The job metrics cover the following categories:

  • Cluster resource use (CPU and memory)
  • Duration (epoch)
  • Task count (map, reduce, failed map, failed reduce)
  • Map rates (record input and output, byte input and output)
  • Reduce rates (record input and output, shuffle bytes)
  • Task attempt counts (map, reduce, failed map, failed attempt)
  • Task attempt durations (average map, average reduce, maximum map, maximum reduce)

The task attempt metrics cover the following categories:

  • Times (task attempt duration, garbage collection time, CPU time)
  • Local byte rate (read and written)
  • Mapr-FS byte rate (read and written)
  • Memory usage (bytes of physical and virtual memory)
  • Records rates (map input, map output, reduce input, reduce output, skipped, spilled, combined input, combined output)
  • Reduce task attempt input groups
  • Reduce task attempt shuffle bytes

Results Filtering

By default, the MapR cluster software applies limits to the maximum number of records used for job and task histograms. You can configure these records from the MCS through System Settings > Metrics or by editing the db.conf file directly.

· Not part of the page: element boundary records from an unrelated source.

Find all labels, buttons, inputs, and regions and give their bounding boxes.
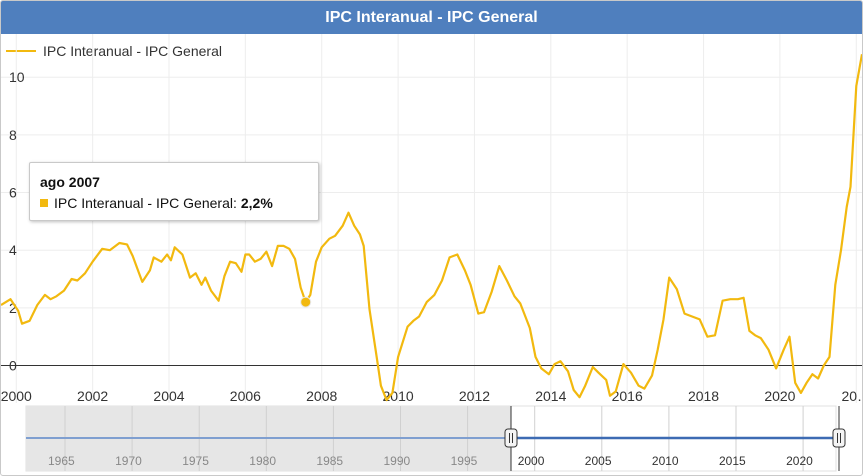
y-tick-label: 2 (9, 300, 17, 316)
x-axis-labels: 2000 2002 2004 2006 2008 2010 2012 2014 2016 2018… (1, 388, 862, 404)
navigator-tick-label: 1970 (115, 454, 142, 468)
legend-label: IPC Interanual - IPC General (43, 43, 222, 59)
x-tick-label: 2014 (535, 388, 566, 404)
y-tick-label: 10 (9, 69, 25, 85)
y-tick-label: 4 (9, 242, 17, 258)
x-tick-label: 2020 (764, 388, 795, 404)
x-tick-label: 2004 (153, 388, 184, 404)
navigator-right-handle[interactable] (832, 428, 846, 448)
navigator-tick-label: 1980 (249, 454, 276, 468)
x-tick-label: 2000 (1, 388, 32, 404)
legend-line-swatch (6, 50, 36, 52)
x-tick-label: 2002 (77, 388, 108, 404)
y-tick-label: 6 (9, 185, 17, 201)
x-tick-label: 2012 (459, 388, 490, 404)
x-tick-label: 2006 (230, 388, 261, 404)
navigator-tick-label: 2015 (719, 454, 746, 468)
x-tick-label: 2016 (612, 388, 643, 404)
chart-title: IPC Interanual - IPC General (1, 1, 862, 34)
series-line-ipc-general[interactable] (1, 54, 862, 402)
navigator-tick-label: 1995 (451, 454, 478, 468)
x-tick-label: 2008 (306, 388, 337, 404)
navigator-left-handle[interactable] (504, 428, 518, 448)
navigator-tick-label: 2020 (786, 454, 813, 468)
navigator-tick-label: 1985 (316, 454, 343, 468)
y-tick-label: 8 (9, 127, 17, 143)
navigator-tick-label: 1975 (182, 454, 209, 468)
navigator-tick-label: 2000 (518, 454, 545, 468)
tooltip-row: IPC Interanual - IPC General: 2,2% (40, 195, 273, 211)
navigator-tick-label: 1965 (48, 454, 75, 468)
navigator-labels: 1965 1970 1975 1980 1985 1990 1995 2000 2005 2010… (48, 454, 813, 468)
x-tick-label: 20… (841, 388, 862, 404)
navigator-tick-label: 2010 (652, 454, 679, 468)
navigator-tick-label: 1990 (384, 454, 411, 468)
tooltip-series-marker (40, 199, 48, 207)
tooltip-series-label: IPC Interanual - IPC General: (54, 195, 237, 211)
tooltip: ago 2007 IPC Interanual - IPC General: 2… (29, 162, 319, 221)
navigator-tick-label: 2005 (585, 454, 612, 468)
hover-point[interactable] (300, 296, 312, 308)
navigator[interactable]: 1965 1970 1975 1980 1985 1990 1995 2000 2005 2010… (25, 405, 846, 472)
tooltip-date: ago 2007 (40, 174, 100, 190)
x-tick-label: 2018 (688, 388, 719, 404)
x-tick-label: 2010 (383, 388, 414, 404)
legend-item[interactable]: IPC Interanual - IPC General (6, 41, 222, 61)
tooltip-value: 2,2% (240, 195, 273, 211)
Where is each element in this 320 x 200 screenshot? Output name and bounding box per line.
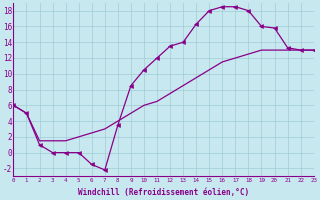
X-axis label: Windchill (Refroidissement éolien,°C): Windchill (Refroidissement éolien,°C): [78, 188, 249, 197]
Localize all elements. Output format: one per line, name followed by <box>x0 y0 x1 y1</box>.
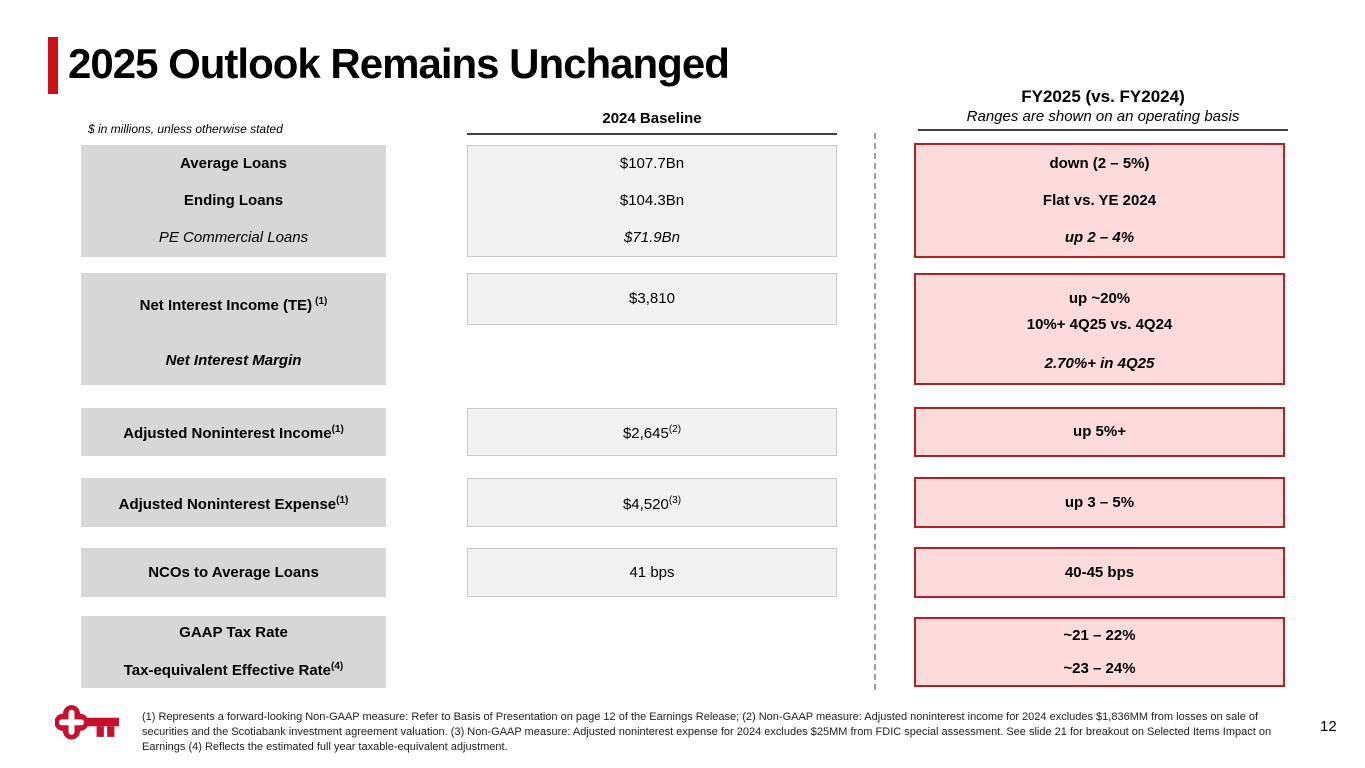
row-adj-noninterest-expense: Adjusted Noninterest Expense(1) $4,520(3… <box>0 477 1365 528</box>
label-average-loans: Average Loans <box>180 154 287 172</box>
row-ncos-outlook: 40-45 bps <box>914 547 1285 598</box>
outlook-header-title: FY2025 (vs. FY2024) <box>1021 87 1185 106</box>
row-adj-income-outlook: up 5%+ <box>914 407 1285 457</box>
outlook-header-subtitle: Ranges are shown on an operating basis <box>966 108 1240 125</box>
value-average-loans: $107.7Bn <box>619 155 685 173</box>
baseline-column-header: 2024 Baseline <box>467 110 837 135</box>
row-ncos-labels: NCOs to Average Loans <box>81 548 386 597</box>
outlook-column-header: FY2025 (vs. FY2024) Ranges are shown on … <box>918 87 1288 131</box>
row-net-interest-baseline: $3,810 <box>467 273 837 325</box>
label-adj-noninterest-income: Adjusted Noninterest Income(1) <box>123 424 344 442</box>
row-adj-expense-baseline: $4,520(3) <box>467 478 837 527</box>
label-adj-noninterest-expense: Adjusted Noninterest Expense(1) <box>118 494 349 513</box>
row-adj-expense-labels: Adjusted Noninterest Expense(1) <box>81 478 386 527</box>
value-adj-noninterest-expense: $4,520(3) <box>622 494 682 513</box>
row-loans-labels: Average Loans Ending Loans PE Commercial… <box>81 145 386 257</box>
outlook-gaap-tax-rate: ~21 – 22% <box>1063 626 1136 644</box>
title-accent-bar <box>48 37 58 94</box>
row-tax-labels: GAAP Tax Rate Tax-equivalent Effective R… <box>81 616 386 688</box>
outlook-tax-equivalent-rate: ~23 – 24% <box>1063 659 1136 677</box>
row-adj-noninterest-income: Adjusted Noninterest Income(1) $2,645(2)… <box>0 407 1365 457</box>
outlook-nii-4q: 10%+ 4Q25 vs. 4Q24 <box>1026 316 1173 333</box>
value-pe-commercial-loans: $71.9Bn <box>624 228 680 246</box>
row-loans-outlook: down (2 – 5%) Flat vs. YE 2024 up 2 – 4% <box>914 143 1285 258</box>
value-net-interest-income: $3,810 <box>629 290 675 307</box>
value-adj-noninterest-income: $2,645(2) <box>622 424 682 442</box>
row-tax-rates: GAAP Tax Rate Tax-equivalent Effective R… <box>0 616 1365 688</box>
row-net-interest-labels: Net Interest Income (TE) (1) Net Interest… <box>81 273 386 385</box>
row-tax-outlook: ~21 – 22% ~23 – 24% <box>914 617 1285 687</box>
outlook-adj-noninterest-income: up 5%+ <box>1073 423 1126 440</box>
footnotes: (1) Represents a forward-looking Non-GAA… <box>142 711 1272 754</box>
outlook-pe-commercial-loans: up 2 – 4% <box>1064 228 1135 246</box>
row-adj-income-baseline: $2,645(2) <box>467 408 837 456</box>
outlook-ending-loans: Flat vs. YE 2024 <box>1042 191 1157 209</box>
row-ncos: NCOs to Average Loans 41 bps 40-45 bps <box>0 547 1365 598</box>
label-ending-loans: Ending Loans <box>183 191 284 209</box>
outlook-average-loans: down (2 – 5%) <box>1049 154 1150 172</box>
label-tax-equivalent-rate: Tax-equivalent Effective Rate(4) <box>123 661 344 679</box>
row-adj-income-labels: Adjusted Noninterest Income(1) <box>81 408 386 456</box>
units-note: $ in millions, unless otherwise stated <box>88 122 283 136</box>
row-loans-baseline: $107.7Bn $104.3Bn $71.9Bn <box>467 145 837 257</box>
value-ncos: 41 bps <box>629 563 675 581</box>
outlook-ncos: 40-45 bps <box>1064 563 1135 581</box>
value-ending-loans: $104.3Bn <box>619 191 685 209</box>
dashed-divider <box>874 133 876 690</box>
page-title: 2025 Outlook Remains Unchanged <box>68 40 730 87</box>
outlook-nim-4q: 2.70%+ in 4Q25 <box>1044 355 1155 372</box>
label-gaap-tax-rate: GAAP Tax Rate <box>179 624 288 641</box>
outlook-nii-fy: up ~20% <box>1068 290 1131 307</box>
label-pe-commercial-loans: PE Commercial Loans <box>158 229 309 247</box>
row-adj-expense-outlook: up 3 – 5% <box>914 477 1285 528</box>
label-net-interest-margin: Net Interest Margin <box>165 352 302 369</box>
row-net-interest: Net Interest Income (TE) (1) Net Interest… <box>0 273 1365 385</box>
page-number: 12 <box>1320 718 1337 735</box>
outlook-adj-noninterest-expense: up 3 – 5% <box>1064 493 1135 511</box>
row-ncos-baseline: 41 bps <box>467 548 837 597</box>
row-loans: Average Loans Ending Loans PE Commercial… <box>0 143 1365 258</box>
label-net-interest-income: Net Interest Income (TE) (1) <box>139 296 328 314</box>
label-ncos: NCOs to Average Loans <box>148 563 319 581</box>
row-net-interest-outlook: up ~20% 10%+ 4Q25 vs. 4Q24 2.70%+ in 4Q2… <box>914 273 1285 385</box>
keybank-key-logo-icon <box>54 701 121 745</box>
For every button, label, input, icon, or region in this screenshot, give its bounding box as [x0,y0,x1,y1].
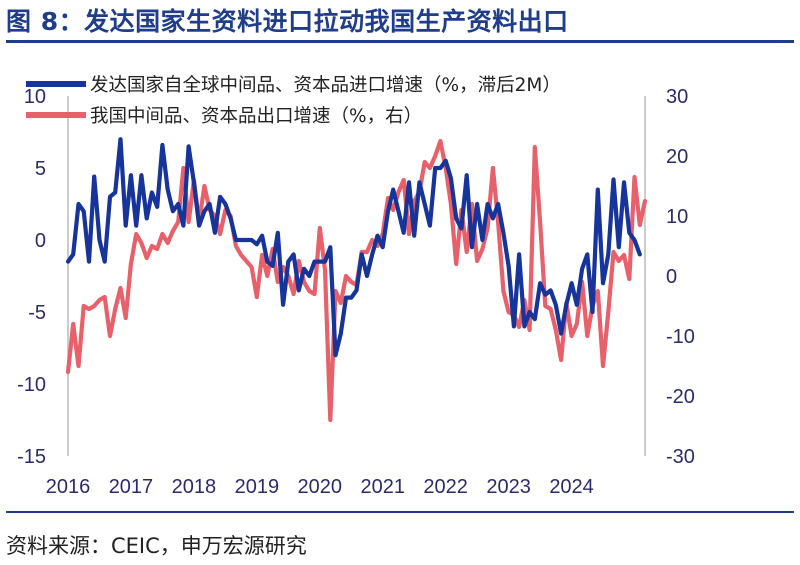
figure-title: 图 8：发达国家生资料进口拉动我国生产资料出口 [6,7,569,36]
x-axis-ticks: 2016 2017 2018 2019 2020 2021 2022 2023 2024 [46,476,594,498]
series-line-developed-imports [65,137,642,358]
right-tick-label: 0 [666,266,677,288]
left-tick-label: -15 [17,446,46,468]
x-tick-label: 2023 [486,476,531,498]
right-tick-label: 10 [666,206,688,228]
left-tick-label: -10 [17,374,46,396]
left-axis-ticks: 10 5 0 -5 -10 -15 [17,86,46,468]
axes [67,96,646,456]
title-rule [6,40,794,43]
right-tick-label: -10 [666,326,695,348]
left-tick-label: 10 [24,86,46,108]
left-tick-label: -5 [28,302,46,324]
x-tick-label: 2022 [423,476,468,498]
x-tick-label: 2017 [109,476,154,498]
right-tick-label: 20 [666,146,688,168]
x-tick-label: 2021 [360,476,405,498]
right-tick-label: 30 [666,86,688,108]
source-rule [6,511,794,513]
right-tick-label: -20 [666,386,695,408]
x-tick-label: 2016 [46,476,91,498]
x-tick-label: 2019 [235,476,280,498]
legend-label-series2: 我国中间品、资本品出口增速（%，右） [90,106,422,127]
left-tick-label: 0 [35,230,46,252]
series-lines [65,137,648,423]
right-tick-label: -30 [666,446,695,468]
right-axis-ticks: 30 20 10 0 -10 -20 -30 [666,86,695,468]
left-tick-label: 5 [35,158,46,180]
source-note: 资料来源：CEIC，申万宏源研究 [6,534,307,558]
x-tick-label: 2020 [298,476,343,498]
legend-label-series1: 发达国家自全球中间品、资本品进口增速（%，滞后2M） [90,75,561,96]
x-tick-label: 2018 [172,476,217,498]
legend: 发达国家自全球中间品、资本品进口增速（%，滞后2M） 我国中间品、资本品出口增速… [26,75,561,127]
x-tick-label: 2024 [549,476,594,498]
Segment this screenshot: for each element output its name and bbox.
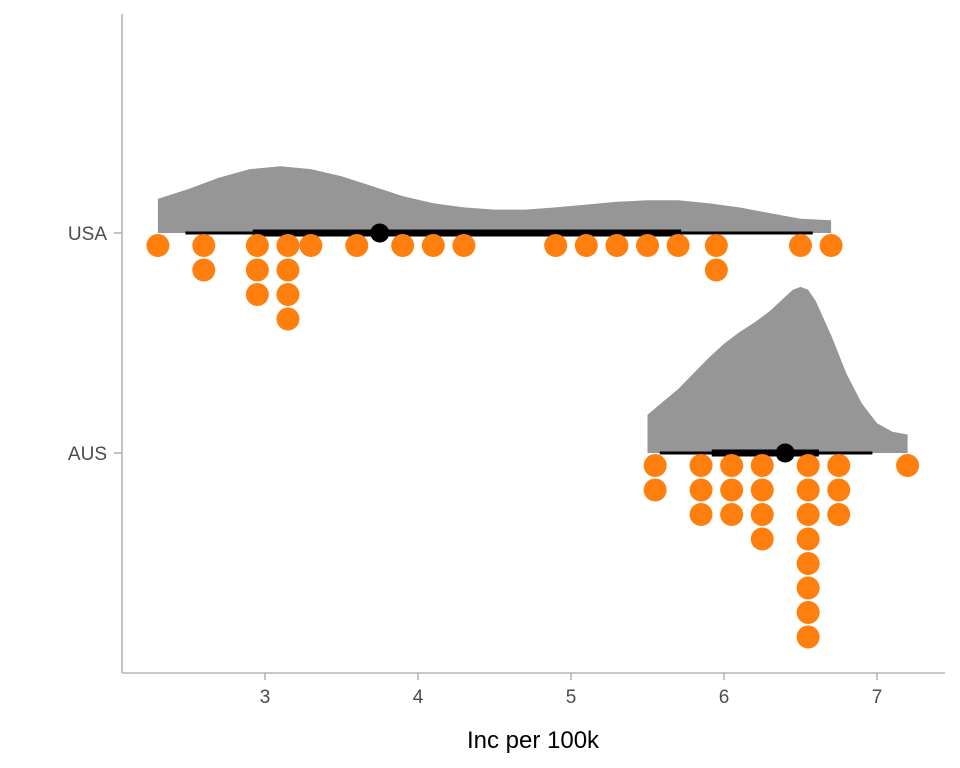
density-usa — [157, 166, 832, 233]
x-tick-label-6: 6 — [719, 687, 730, 708]
data-point-aus — [643, 478, 667, 502]
data-point-usa — [574, 234, 598, 257]
data-point-aus — [689, 454, 713, 477]
points-layer — [146, 234, 920, 649]
data-point-usa — [391, 234, 415, 257]
data-point-usa — [276, 307, 300, 331]
data-point-usa — [245, 283, 269, 306]
x-tick-label-4: 4 — [413, 687, 424, 708]
data-point-usa — [276, 258, 300, 282]
data-point-aus — [827, 454, 851, 477]
data-point-aus — [796, 527, 820, 551]
data-point-aus — [750, 454, 774, 477]
median-point-usa — [370, 223, 390, 243]
data-point-usa — [819, 234, 843, 257]
x-axis-ticks: 3 4 5 6 7 — [260, 673, 883, 708]
x-tick-label-3: 3 — [260, 687, 271, 708]
axes — [121, 14, 945, 674]
data-point-aus — [827, 503, 851, 526]
x-tick-label-5: 5 — [566, 687, 577, 708]
y-tick-label-aus: AUS — [68, 444, 107, 465]
data-point-aus — [827, 478, 851, 502]
summary-layer — [185, 223, 873, 463]
density-aus — [647, 286, 908, 453]
data-point-usa — [544, 234, 568, 257]
density-layer — [157, 166, 908, 453]
data-point-aus — [796, 625, 820, 649]
data-point-aus — [750, 503, 774, 526]
data-point-aus — [750, 527, 774, 551]
data-point-usa — [245, 234, 269, 257]
data-point-usa — [345, 234, 369, 257]
data-point-aus — [796, 552, 820, 575]
data-point-usa — [245, 258, 269, 282]
data-point-aus — [643, 454, 667, 477]
data-point-aus — [796, 454, 820, 477]
data-point-aus — [689, 503, 713, 526]
data-point-usa — [704, 234, 728, 257]
x-tick-label-7: 7 — [872, 687, 883, 708]
data-point-usa — [789, 234, 812, 257]
data-point-aus — [796, 576, 820, 600]
data-point-aus — [750, 478, 774, 502]
data-point-usa — [299, 234, 323, 257]
data-point-usa — [192, 234, 216, 257]
data-point-usa — [421, 234, 445, 257]
x-axis-title: Inc per 100k — [467, 727, 600, 754]
data-point-usa — [276, 234, 300, 257]
data-point-aus — [896, 454, 920, 477]
data-point-usa — [146, 234, 170, 257]
data-point-aus — [720, 503, 744, 526]
y-tick-label-usa: USA — [68, 224, 107, 245]
data-point-usa — [452, 234, 476, 257]
median-point-aus — [775, 443, 795, 463]
data-point-aus — [720, 454, 744, 477]
data-point-usa — [666, 234, 690, 257]
data-point-aus — [720, 478, 744, 502]
data-point-usa — [276, 283, 300, 306]
data-point-aus — [796, 601, 820, 624]
data-point-usa — [192, 258, 216, 282]
y-axis-ticks: USA AUS — [68, 224, 122, 465]
data-point-usa — [605, 234, 629, 257]
data-point-aus — [796, 503, 820, 526]
data-point-usa — [704, 258, 728, 282]
data-point-usa — [636, 234, 659, 257]
data-point-aus — [796, 478, 820, 502]
data-point-aus — [689, 478, 713, 502]
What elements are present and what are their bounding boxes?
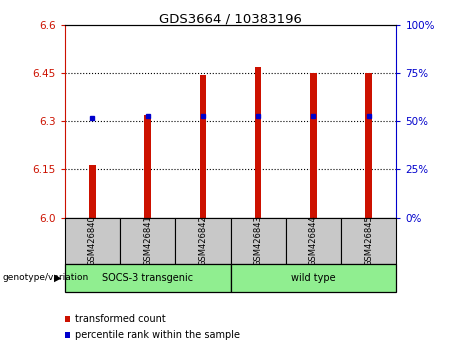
- Text: wild type: wild type: [291, 273, 336, 283]
- Bar: [230, 218, 286, 264]
- Bar: [65, 264, 230, 292]
- Text: GSM426843: GSM426843: [254, 215, 263, 266]
- Bar: [286, 218, 341, 264]
- Bar: [120, 218, 175, 264]
- Bar: [65, 218, 120, 264]
- Bar: [144, 115, 151, 218]
- Bar: [310, 73, 317, 218]
- Text: transformed count: transformed count: [75, 314, 165, 324]
- Bar: [200, 75, 206, 218]
- Text: SOCS-3 transgenic: SOCS-3 transgenic: [102, 273, 193, 283]
- Text: GSM426840: GSM426840: [88, 215, 97, 266]
- Text: ▶: ▶: [54, 273, 61, 283]
- Bar: [255, 67, 261, 218]
- Bar: [230, 264, 396, 292]
- Text: GSM426844: GSM426844: [309, 215, 318, 266]
- Bar: [366, 73, 372, 218]
- Text: percentile rank within the sample: percentile rank within the sample: [75, 330, 240, 340]
- Text: GSM426842: GSM426842: [198, 215, 207, 266]
- Text: GSM426845: GSM426845: [364, 215, 373, 266]
- Text: genotype/variation: genotype/variation: [2, 273, 89, 282]
- Bar: [89, 165, 95, 218]
- Text: GDS3664 / 10383196: GDS3664 / 10383196: [159, 12, 302, 25]
- Bar: [175, 218, 230, 264]
- Text: GSM426841: GSM426841: [143, 215, 152, 266]
- Bar: [341, 218, 396, 264]
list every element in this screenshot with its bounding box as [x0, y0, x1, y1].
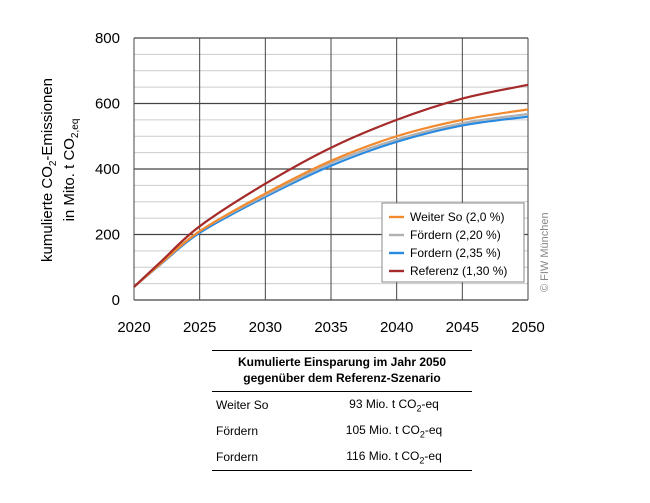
credit-text: © FIW München	[539, 212, 551, 292]
row-value: 116 Mio. t CO2-eq	[346, 448, 442, 466]
x-tick-label: 2035	[314, 319, 347, 336]
savings-table: Kumulierte Einsparung im Jahr 2050 gegen…	[212, 350, 472, 471]
emissions-line-chart: 2020 2025 2030 2035 2040 2045 2050 0 200 400 600 80…	[39, 30, 551, 336]
y-tick-label: 600	[95, 96, 120, 113]
x-tick-label: 2020	[117, 319, 150, 336]
row-name: Fordern	[216, 450, 259, 464]
legend: Weiter So (2,0 %) Fördern (2,20 %) Fordern…	[381, 202, 525, 283]
savings-table-title-2: gegenüber dem Referenz-Szenario	[243, 371, 441, 385]
savings-table-header: Kumulierte Einsparung im Jahr 2050 gegen…	[212, 351, 472, 392]
legend-entry: Fordern (2,35 %)	[410, 246, 501, 260]
y-tick-label: 0	[112, 292, 120, 309]
legend-entry: Weiter So (2,0 %)	[410, 210, 504, 224]
x-tick-label: 2025	[183, 319, 216, 336]
series-line-0	[133, 108, 529, 288]
row-name: Fördern	[216, 424, 259, 438]
savings-table-title-1: Kumulierte Einsparung im Jahr 2050	[237, 355, 447, 369]
series-line-3	[133, 83, 529, 288]
table-row: Fördern 105 Mio. t CO2-eq	[212, 418, 472, 444]
row-name: Weiter So	[216, 398, 269, 412]
y-tick-label: 400	[95, 161, 120, 178]
x-tick-label: 2045	[446, 319, 479, 336]
row-value: 93 Mio. t CO2-eq	[349, 396, 439, 414]
row-value: 105 Mio. t CO2-eq	[345, 422, 443, 440]
y-tick-label: 800	[95, 30, 120, 47]
series-lines	[133, 83, 529, 288]
table-row: Fordern 116 Mio. t CO2-eq	[212, 444, 472, 470]
y-tick-label: 200	[95, 227, 120, 244]
legend-box	[381, 202, 525, 283]
x-tick-label: 2050	[511, 319, 544, 336]
legend-entry: Fördern (2,20 %)	[410, 228, 501, 242]
legend-entry: Referenz (1,30 %)	[410, 264, 507, 278]
x-tick-label: 2040	[380, 319, 413, 336]
x-tick-label: 2030	[249, 319, 282, 336]
y-axis-label-line2: in Mito. t CO2,eq	[61, 119, 81, 222]
table-row: Weiter So 93 Mio. t CO2-eq	[212, 392, 472, 418]
tick-labels: 2020 2025 2030 2035 2040 2045 2050 0 200 400 600 80…	[95, 30, 545, 336]
y-axis-label: kumulierte CO2-Emissionen	[39, 78, 59, 262]
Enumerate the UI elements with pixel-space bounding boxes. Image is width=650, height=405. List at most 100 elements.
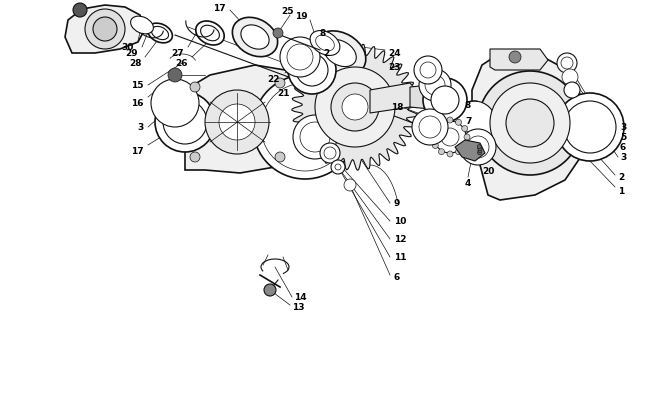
Text: 5: 5 <box>620 133 626 142</box>
Text: 26: 26 <box>176 60 188 68</box>
Text: 25: 25 <box>281 6 294 15</box>
Circle shape <box>561 58 573 70</box>
Circle shape <box>464 135 470 141</box>
Circle shape <box>447 151 453 158</box>
Circle shape <box>490 84 570 164</box>
Circle shape <box>315 68 395 148</box>
Circle shape <box>320 144 340 164</box>
Text: 27: 27 <box>172 49 184 58</box>
Circle shape <box>556 94 624 162</box>
Circle shape <box>342 95 368 121</box>
Circle shape <box>509 52 521 64</box>
Circle shape <box>85 10 125 50</box>
Text: 2: 2 <box>324 49 330 58</box>
Circle shape <box>288 47 336 95</box>
Text: 6: 6 <box>394 273 400 282</box>
Circle shape <box>478 149 482 153</box>
Text: 3: 3 <box>138 123 144 132</box>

These limits are applied before filtering.

Metrics Protocol Buffers

The protocol buffer definition for cluster metrics data is clustermetrics.proto, which is located in the libprotodefs.jar artifact.

Example: Using MapR Metrics To Diagnose a Faulty Network Interface Card (NIC)

In this example, a node in your cluster has a NIC that is intermittently failing. This condition is leading to abnormally long task completion times due to that node being occasionally unreachable. In the Metrics interface, you can display a job's average and maximum task attempt durations for both map and reduce attempts. A high variance between the average and maximum attempt durations suggests that some task attempts are taking an unusually long time. You can sort the list of jobs by maximum map task attempt duration to find jobs with such an unusually high variance.

Click the name of a job name to display information about the job's tasks, then sort the task attempt list by duration to find the outliers. Because the list of tasks includes information about the node the task is running on, you can see that several of these unusually long-running task attempts are assigned to the same node. This information suggests that there may be an issue with that specific node that is causing task attempts to take longer than usual.

When you display summary information for that node, you can see that the Network I/O speeds are lower than the speeds for other similarly configured nodes in the cluster. You can use that information to examine the node's network I/O configuration and hardware and diagnose the specific cause.